Oh yeah, those are great papers, which I wish more people read. (I'll never not laugh at the journal name) I'll add this too[0] since it seems to be highly missed. But as far as validation sets, I have a hard time convincing anyone I talk to that tuning on test data is information leakage. I've also had issues with discussing people (even outside my lab, even at big schools/labs) what "uncurated samples" means. I say "you sample batch and show that" they say you can sample multiple batches and pick the best one... So this is the same kind of thinking and shows why evaluating generative papers is so difficult.

Fwiw, I blame the conferences for this. We have too many papers to review, too few people to review, and a system that isn't even good at selecting people from the pool of reviewers (I got 0 reviews to do, my coworker got 6 ¯\_(ツ)_/¯). Quality control on reviewers is non existent and ACs don't check that they follow reviewing rules. This results in a situation where I cannot think where it isn't in your advantage to be an evil reviewer: reject everything, be lazy about it. So we promote benchmarkism and abstract everything and everything so that nothing is novel (before we talk about collusion and ethics violations). Without a radical change I don't think the system will work anymore. There's too much incentive to cheat and play dirty now.

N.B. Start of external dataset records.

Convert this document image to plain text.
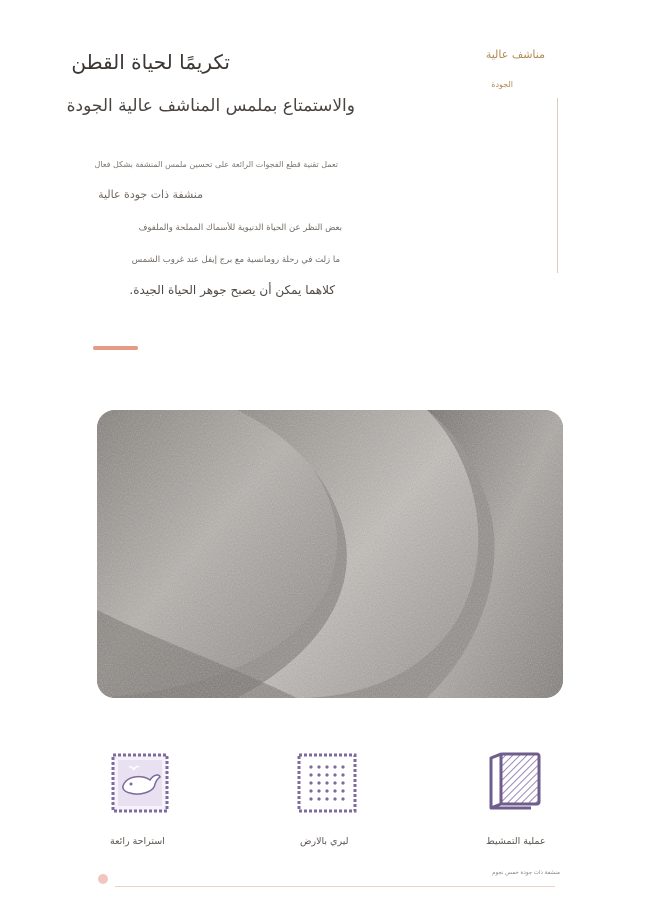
تكريمًا لحياة القطن
والاستمتاع بملمس المناشف عالية الجودة
مناشف عالية
الجودة
تعمل تقنية قطع الفجوات الرائعة على تحسين ملمس المنشفة بشكل فعال
منشفة ذات جودة عالية
بعض النظر عن الحياة الدنيوية للأسماك المملحة والملفوف
ما زلت في رحلة رومانسية مع برج إيفل عند غروب الشمس
كلاهما يمكن أن يصبح جوهر الحياة الجيدة.
استراحة رائعة	ليري بالارض	عملية التمشيط
منشفة ذات جودة خمس نجوم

For my paper, all that stuff was in the appendix fwiw. Since it is a generative paper I took my chance to do a deep sample analysis (even inventing a new technique) to analyze the biases in different models and noting key indicators that were visible to the eye. So of course I had a small discussion about how FID is limited (see [1,2], [2] isn't deep enough though) and will not capture these differences. These differences matter when you're pushing the edge of the maximum FID on the dataset, which is not 0 as many people think[3]. I do feel like it is my duty as a researcher to stick my flag in the ground and point out how we need to do things better. (I do think it also made the paper much clearer and got good feedback from my colleagues fwiw) That is what research is after all. Research requires nuance, and if we're being honest, that shouldn't be something I have to say. People should deeply understand their metrics (not just for evaluating models, but works). The system is just too noisy right now to be meaningful imo.

[0] A note on the evaluation of generative models: http://arxiv.org/abs/1511.01844

[1] Improved Precision and Recall Metric for Assessing Generative Models: https://arxiv.org/abs/1904.06991 (original is good too: https://arxiv.org/abs/1806.00035)

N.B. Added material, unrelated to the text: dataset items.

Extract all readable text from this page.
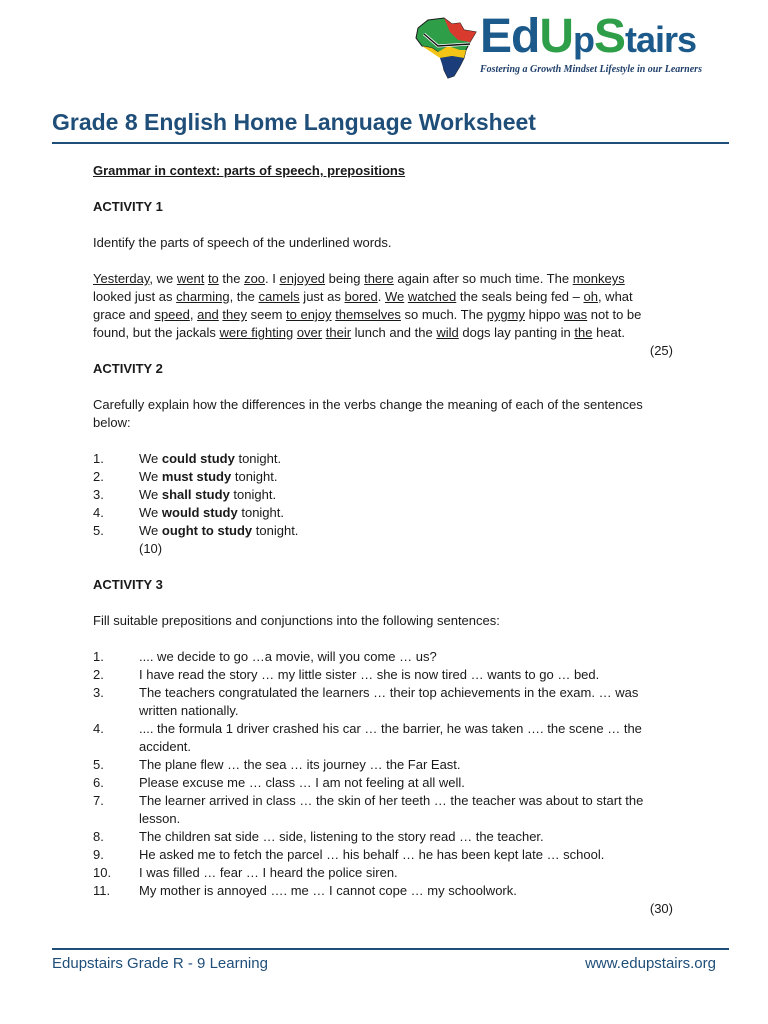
EdUpStairs
Fostering a Growth Mindset Lifestyle in our Learners
Grade 8 English Home Language Worksheet

Grammar in context: parts of speech, prepositions

ACTIVITY 1

Identify the parts of speech of the underlined words.

Yesterday, we went to the zoo. I enjoyed being there again after so much time. The monkeys looked just as charming, the camels just as bored. We watched the seals being fed – oh, what grace and speed, and they seem to enjoy themselves so much. The pygmy hippo was not to be found, but the jackals were fighting over their lunch and the wild dogs lay panting in the heat.

(25)

ACTIVITY 2

Carefully explain how the differences in the verbs change the meaning of each of the sentences below:

1.	We could study tonight.
2.	We must study tonight.
3.	We shall study tonight.
4.	We would study tonight.
5.	We ought to study tonight.
(10)

ACTIVITY 3

Fill suitable prepositions and conjunctions into the following sentences:

1.	.... we decide to go …a movie, will you come … us?
2.	I have read the story … my little sister … she is now tired … wants to go … bed.
3.	The teachers congratulated the learners … their top achievements in the exam. … was written nationally.
4.	.... the formula 1 driver crashed his car … the barrier, he was taken …. the scene … the accident.
5.	The plane flew … the sea … its journey … the Far East.
6.	Please excuse me … class … I am not feeling at all well.
7.	The learner arrived in class … the skin of her teeth … the teacher was about to start the lesson.
8.	The children sat side … side, listening to the story read … the teacher.
9.	He asked me to fetch the parcel … his behalf … he has been kept late … school.
10. I was filled … fear … I heard the police siren.
11. My mother is annoyed …. me … I cannot cope … my schoolwork.
(30)
Edupstairs Grade R - 9 Learning	www.edupstairs.org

[2] The Role of ImageNet Classes in Fréchet Inception Distance: https://arxiv.org/abs/2203.06026

[3] Fwiw, train vs test set in CIFAR10 has FID 3.15 and FFHQ256 top 10k vs bottom 60k is 2.25 (which current top paper beats, but that's 50k gen samples vs 50k random dataset samples). These of course have biases though since the sizes are unequal but since FID is distributional it does give us some strong clues about the variance in the datasets. My paper didn't go this far though.